The ARE is the national examination developed by the National Council of Architectural Registration Boards (NCARB) which tests your knowledge, skills, and ability to provide the various services required in the design and construction of buildings.

The ARE concentrates on those services that most affect the public health, safety, and welfare. Its contents relate closely to the actual tasks you will encounter in real-world practice.

ARE tests for your competence in specific subject areas, your qualifications to perform measurable tasks, and your skills and judgment to be able to work with a team of building specialists. In short, the objective of the ARE is to reflect the practice of architecture as an integrated whole.

Effective July 1, 2008, the ARE was reformatted from nine to seven divisions. ARE version 4.0 includes six divisions containing both graphic vignettes and multiple-choice questions and one division with graphic vignettes only.

Complete information about the exam including the ARE Guidelines (PDF, 3.7M) and can be found at the NCARB website in the ARE section.

ARE Testing

ARE testing is done at computer testing facilities. Tests are given year-round. There are approximately 30 testing facilities throughout California.

Each of the seven ARE divisions is tested separately (test times range from 2 hours to 5.25 hours per division).
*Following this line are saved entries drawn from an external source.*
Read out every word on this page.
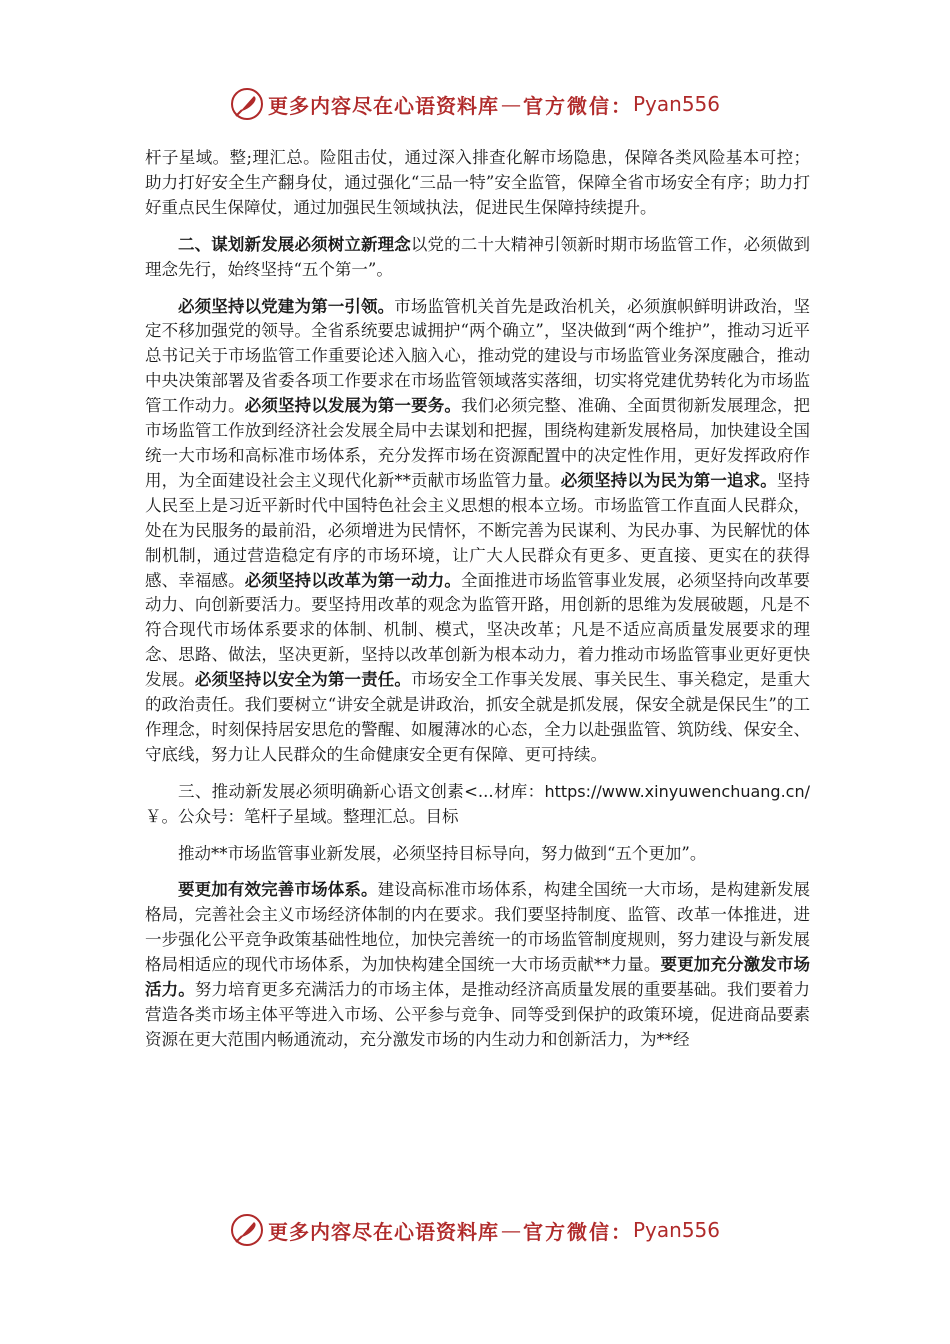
更多内容尽在心语资料库 — 官方微信： Pyan556

杆子星域。整;理汇总。险阻击仗，通过深入排查化解市场隐患，保障各类风险基本可控；助力打好安全生产翻身仗，通过强化“三品一特”安全监管，保障全省市场安全有序；助力打好重点民生保障仗，通过加强民生领域执法，促进民生保障持续提升。

二、谋划新发展必须树立新理念以党的二十大精神引领新时期市场监管工作，必须做到理念先行，始终坚持“五个第一”。

必须坚持以党建为第一引领。市场监管机关首先是政治机关，必须旗帜鲜明讲政治，坚定不移加强党的领导。全省系统要忠诚拥护“两个确立”，坚决做到“两个维护”，推动习近平总书记关于市场监管工作重要论述入脑入心，推动党的建设与市场监管业务深度融合，推动中央决策部署及省委各项工作要求在市场监管领域落实落细，切实将党建优势转化为市场监管工作动力。必须坚持以发展为第一要务。我们必须完整、准确、全面贯彻新发展理念，把市场监管工作放到经济社会发展全局中去谋划和把握，围绕构建新发展格局，加快建设全国统一大市场和高标准市场体系，充分发挥市场在资源配置中的决定性作用，更好发挥政府作用，为全面建设社会主义现代化新**贡献市场监管力量。必须坚持以为民为第一追求。坚持人民至上是习近平新时代中国特色社会主义思想的根本立场。市场监管工作直面人民群众，处在为民服务的最前沿，必须增进为民情怀，不断完善为民谋利、为民办事、为民解忧的体制机制，通过营造稳定有序的市场环境，让广大人民群众有更多、更直接、更实在的获得感、幸福感。必须坚持以改革为第一动力。全面推进市场监管事业发展，必须坚持向改革要动力、向创新要活力。要坚持用改革的观念为监管开路，用创新的思维为发展破题，凡是不符合现代市场体系要求的体制、机制、模式，坚决改革；凡是不适应高质量发展要求的理念、思路、做法，坚决更新，坚持以改革创新为根本动力，着力推动市场监管事业更好更快发展。必须坚持以安全为第一责任。市场安全工作事关发展、事关民生、事关稳定，是重大的政治责任。我们要树立“讲安全就是讲政治，抓安全就是抓发展，保安全就是保民生”的工作理念，时刻保持居安思危的警醒、如履薄冰的心态，全力以赴强监管、筑防线、保安全、守底线，努力让人民群众的生命健康安全更有保障、更可持续。

三、推动新发展必须明确新心语文创素<...材库：https://www.xinyuwenchuang.cn/￥。公众号：笔杆子星域。整理汇总。目标

推动**市场监管事业新发展，必须坚持目标导向，努力做到“五个更加”。

要更加有效完善市场体系。建设高标准市场体系，构建全国统一大市场，是构建新发展格局，完善社会主义市场经济体制的内在要求。我们要坚持制度、监管、改革一体推进，进一步强化公平竞争政策基础性地位，加快完善统一的市场监管制度规则，努力建设与新发展格局相适应的现代市场体系，为加快构建全国统一大市场贡献**力量。要更加充分激发市场活力。努力培育更多充满活力的市场主体，是推动经济高质量发展的重要基础。我们要着力营造各类市场主体平等进入市场、公平参与竞争、同等受到保护的政策环境，促进商品要素资源在更大范围内畅通流动，充分激发市场的内生动力和创新活力，为**经

更多内容尽在心语资料库 — 官方微信： Pyan556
You must pass all divisions of the ARE test within a five year time period.


If you are a California resident looking to take the ARE, your eligibility is determined by the Board. You can apply for exam eligibility evaluation as soon as you believe you have met the education and experience requirements.*

To be eligible to take the ARE, you must have five years of postsecondary education and/or work experience under the direct supervision of a licensed architect.

Your eligibility remains valid as long as you are active in the examination process and can only be maintained in one state, jurisdiction, or province at a time.

*California also permits candidates to take ARE divisions while concurrently completing the structured internship requirements.